Pak Suzuki Motor Company Limited has once again opted for a temporary shutdown, scheduled from December 1 to 6, for its motorcycle plant. The decision stems from sluggish sales demand and a strategic move towards inventory optimization, as confirmed by the company. It’s noteworthy that this shutdown specifically applies to the motorcycle production facility, while the car production plant will remain operational during this period.

This isn’t the first instance of Pak Suzuki implementing a shutdown; a similar move occurred on October 24, where both the automobile and motorcycle plants were temporarily closed due to low inventory supply. The company cited challenges in import consignment clearance, impacting inventory levels and necessitating the shutdowns.

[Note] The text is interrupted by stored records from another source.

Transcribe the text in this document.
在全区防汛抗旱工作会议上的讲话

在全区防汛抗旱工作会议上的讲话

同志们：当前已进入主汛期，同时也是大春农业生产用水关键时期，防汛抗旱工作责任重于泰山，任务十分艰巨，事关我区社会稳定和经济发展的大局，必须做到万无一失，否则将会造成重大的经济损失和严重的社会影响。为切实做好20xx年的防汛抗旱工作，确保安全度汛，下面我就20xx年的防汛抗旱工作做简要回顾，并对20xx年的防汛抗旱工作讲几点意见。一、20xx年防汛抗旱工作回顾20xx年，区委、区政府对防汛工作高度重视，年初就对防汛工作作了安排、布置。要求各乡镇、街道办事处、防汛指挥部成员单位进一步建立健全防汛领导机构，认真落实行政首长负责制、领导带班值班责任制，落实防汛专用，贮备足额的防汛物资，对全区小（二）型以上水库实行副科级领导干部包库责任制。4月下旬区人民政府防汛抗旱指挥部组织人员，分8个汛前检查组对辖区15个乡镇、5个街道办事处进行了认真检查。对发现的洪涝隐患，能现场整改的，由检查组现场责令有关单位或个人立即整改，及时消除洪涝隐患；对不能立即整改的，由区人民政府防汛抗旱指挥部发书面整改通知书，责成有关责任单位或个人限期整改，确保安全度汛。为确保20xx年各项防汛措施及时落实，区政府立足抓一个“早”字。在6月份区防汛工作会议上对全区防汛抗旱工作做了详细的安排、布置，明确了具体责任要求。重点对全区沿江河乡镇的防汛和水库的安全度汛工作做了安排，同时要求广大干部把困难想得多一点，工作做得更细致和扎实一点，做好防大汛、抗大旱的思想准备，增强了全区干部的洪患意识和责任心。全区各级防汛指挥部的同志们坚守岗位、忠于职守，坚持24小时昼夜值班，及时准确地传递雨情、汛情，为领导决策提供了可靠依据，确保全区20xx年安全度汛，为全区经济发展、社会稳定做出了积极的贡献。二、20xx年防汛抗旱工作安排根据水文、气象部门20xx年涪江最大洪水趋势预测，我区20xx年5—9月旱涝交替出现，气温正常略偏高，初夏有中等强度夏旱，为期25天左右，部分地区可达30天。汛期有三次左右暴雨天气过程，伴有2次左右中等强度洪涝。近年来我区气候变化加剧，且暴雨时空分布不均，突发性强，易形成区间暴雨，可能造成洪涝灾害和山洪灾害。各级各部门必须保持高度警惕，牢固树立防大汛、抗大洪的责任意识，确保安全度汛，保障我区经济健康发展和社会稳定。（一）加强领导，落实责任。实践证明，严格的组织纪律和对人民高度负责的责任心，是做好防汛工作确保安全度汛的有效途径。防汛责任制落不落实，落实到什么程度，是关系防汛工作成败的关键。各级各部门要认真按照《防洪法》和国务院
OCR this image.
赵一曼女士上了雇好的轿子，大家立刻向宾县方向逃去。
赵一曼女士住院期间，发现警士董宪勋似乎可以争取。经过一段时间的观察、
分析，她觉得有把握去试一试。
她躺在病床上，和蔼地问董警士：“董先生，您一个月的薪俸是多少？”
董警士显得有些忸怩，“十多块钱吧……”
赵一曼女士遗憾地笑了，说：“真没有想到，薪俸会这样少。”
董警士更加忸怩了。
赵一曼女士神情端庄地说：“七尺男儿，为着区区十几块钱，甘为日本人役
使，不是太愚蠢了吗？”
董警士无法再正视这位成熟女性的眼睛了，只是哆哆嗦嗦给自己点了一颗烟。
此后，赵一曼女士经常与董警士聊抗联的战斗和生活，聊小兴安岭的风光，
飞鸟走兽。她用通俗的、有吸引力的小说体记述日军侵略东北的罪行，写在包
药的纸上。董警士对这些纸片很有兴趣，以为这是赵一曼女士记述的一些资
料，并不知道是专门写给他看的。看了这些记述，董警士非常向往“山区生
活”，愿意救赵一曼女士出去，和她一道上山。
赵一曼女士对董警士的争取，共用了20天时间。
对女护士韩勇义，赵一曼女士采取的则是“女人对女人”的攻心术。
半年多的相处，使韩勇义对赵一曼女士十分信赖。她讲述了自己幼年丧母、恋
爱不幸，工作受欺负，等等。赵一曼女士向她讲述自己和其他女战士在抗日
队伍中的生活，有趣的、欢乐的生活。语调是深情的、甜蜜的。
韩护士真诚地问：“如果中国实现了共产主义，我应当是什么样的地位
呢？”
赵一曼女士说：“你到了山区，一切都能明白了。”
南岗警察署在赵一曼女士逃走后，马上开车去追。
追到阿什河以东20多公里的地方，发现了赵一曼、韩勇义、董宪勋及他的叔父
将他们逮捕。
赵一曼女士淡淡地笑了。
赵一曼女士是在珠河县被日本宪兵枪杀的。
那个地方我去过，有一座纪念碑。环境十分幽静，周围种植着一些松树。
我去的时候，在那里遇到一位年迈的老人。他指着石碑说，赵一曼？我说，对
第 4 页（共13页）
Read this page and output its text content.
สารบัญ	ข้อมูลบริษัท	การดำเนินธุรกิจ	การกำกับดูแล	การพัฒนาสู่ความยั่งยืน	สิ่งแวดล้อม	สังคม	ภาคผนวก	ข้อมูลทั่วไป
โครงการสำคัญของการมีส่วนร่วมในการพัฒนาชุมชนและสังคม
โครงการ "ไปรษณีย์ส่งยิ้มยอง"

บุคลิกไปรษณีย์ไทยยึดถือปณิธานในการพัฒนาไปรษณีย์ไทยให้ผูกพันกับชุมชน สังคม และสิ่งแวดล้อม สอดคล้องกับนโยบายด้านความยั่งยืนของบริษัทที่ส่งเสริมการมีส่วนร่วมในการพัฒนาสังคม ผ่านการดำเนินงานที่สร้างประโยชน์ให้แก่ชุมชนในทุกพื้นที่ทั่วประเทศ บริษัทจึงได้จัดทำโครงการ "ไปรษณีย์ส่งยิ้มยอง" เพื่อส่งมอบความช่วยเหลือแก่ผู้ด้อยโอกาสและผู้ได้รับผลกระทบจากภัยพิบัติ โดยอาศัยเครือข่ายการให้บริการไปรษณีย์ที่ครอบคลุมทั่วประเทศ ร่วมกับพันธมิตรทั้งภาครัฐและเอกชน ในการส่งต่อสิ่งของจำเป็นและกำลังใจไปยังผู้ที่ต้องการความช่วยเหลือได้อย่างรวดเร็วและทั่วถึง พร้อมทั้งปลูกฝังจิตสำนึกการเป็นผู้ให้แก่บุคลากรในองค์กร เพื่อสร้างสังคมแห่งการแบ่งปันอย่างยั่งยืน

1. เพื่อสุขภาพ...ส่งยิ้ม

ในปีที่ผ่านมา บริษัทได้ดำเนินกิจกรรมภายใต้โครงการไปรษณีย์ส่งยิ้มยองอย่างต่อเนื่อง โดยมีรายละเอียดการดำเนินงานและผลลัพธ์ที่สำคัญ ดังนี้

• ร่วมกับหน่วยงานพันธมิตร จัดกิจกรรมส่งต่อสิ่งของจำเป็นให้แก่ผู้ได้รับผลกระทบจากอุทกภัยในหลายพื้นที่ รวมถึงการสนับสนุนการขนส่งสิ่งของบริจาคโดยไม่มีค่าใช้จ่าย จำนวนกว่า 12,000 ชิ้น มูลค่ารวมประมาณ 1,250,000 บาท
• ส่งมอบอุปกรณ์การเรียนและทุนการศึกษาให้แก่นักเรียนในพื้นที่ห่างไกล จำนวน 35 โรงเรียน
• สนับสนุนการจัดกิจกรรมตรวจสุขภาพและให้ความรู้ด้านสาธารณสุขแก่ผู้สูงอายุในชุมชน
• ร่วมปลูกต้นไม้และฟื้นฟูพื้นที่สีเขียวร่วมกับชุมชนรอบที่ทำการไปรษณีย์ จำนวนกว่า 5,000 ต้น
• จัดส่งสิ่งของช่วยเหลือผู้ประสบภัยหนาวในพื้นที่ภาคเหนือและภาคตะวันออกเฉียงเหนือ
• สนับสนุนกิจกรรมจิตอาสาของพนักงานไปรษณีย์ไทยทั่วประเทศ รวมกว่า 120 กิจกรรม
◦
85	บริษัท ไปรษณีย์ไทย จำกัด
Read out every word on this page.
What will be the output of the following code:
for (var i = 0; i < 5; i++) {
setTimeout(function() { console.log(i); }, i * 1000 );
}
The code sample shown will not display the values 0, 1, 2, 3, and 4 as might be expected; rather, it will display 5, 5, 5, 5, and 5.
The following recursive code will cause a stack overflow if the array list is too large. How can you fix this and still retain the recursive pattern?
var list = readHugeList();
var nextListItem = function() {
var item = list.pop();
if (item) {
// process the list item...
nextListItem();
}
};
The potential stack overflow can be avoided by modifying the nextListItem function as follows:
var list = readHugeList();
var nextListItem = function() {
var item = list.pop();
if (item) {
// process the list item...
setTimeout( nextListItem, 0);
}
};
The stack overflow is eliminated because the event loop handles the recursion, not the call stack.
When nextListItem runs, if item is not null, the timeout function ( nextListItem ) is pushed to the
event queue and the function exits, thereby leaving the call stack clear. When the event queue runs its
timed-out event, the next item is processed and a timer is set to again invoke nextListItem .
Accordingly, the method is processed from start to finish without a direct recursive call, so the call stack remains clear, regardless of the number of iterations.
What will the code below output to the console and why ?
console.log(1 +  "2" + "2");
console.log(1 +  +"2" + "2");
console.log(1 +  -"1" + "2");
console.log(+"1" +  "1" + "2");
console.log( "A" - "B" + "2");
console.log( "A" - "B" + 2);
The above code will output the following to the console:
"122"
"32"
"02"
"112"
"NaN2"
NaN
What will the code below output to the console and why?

In a recent development, Pak Suzuki has also made the decision to delist its stock from the Pakistan Stock Exchange (PSX) market. The company has announced plans to repurchase all shares from small stakeholders, appointing Arif Habib Limited as its agent for the buyback. The statement accompanying this decision emphasizes that Pak Suzuki has been operating at a loss for the past three years, citing a challenging environment, reduced consumer purchasing power, and increased government duties and taxes as contributing factors. The fiscal year 2022-2023 witnessed a decline in demand for the auto sector due to these challenges.

As the auto sector in Pakistan faces various crises, with multiple automakers announcing shutdowns in recent months, Pak Suzuki’s strategic measures aim to navigate the adverse conditions prevalent in the industry.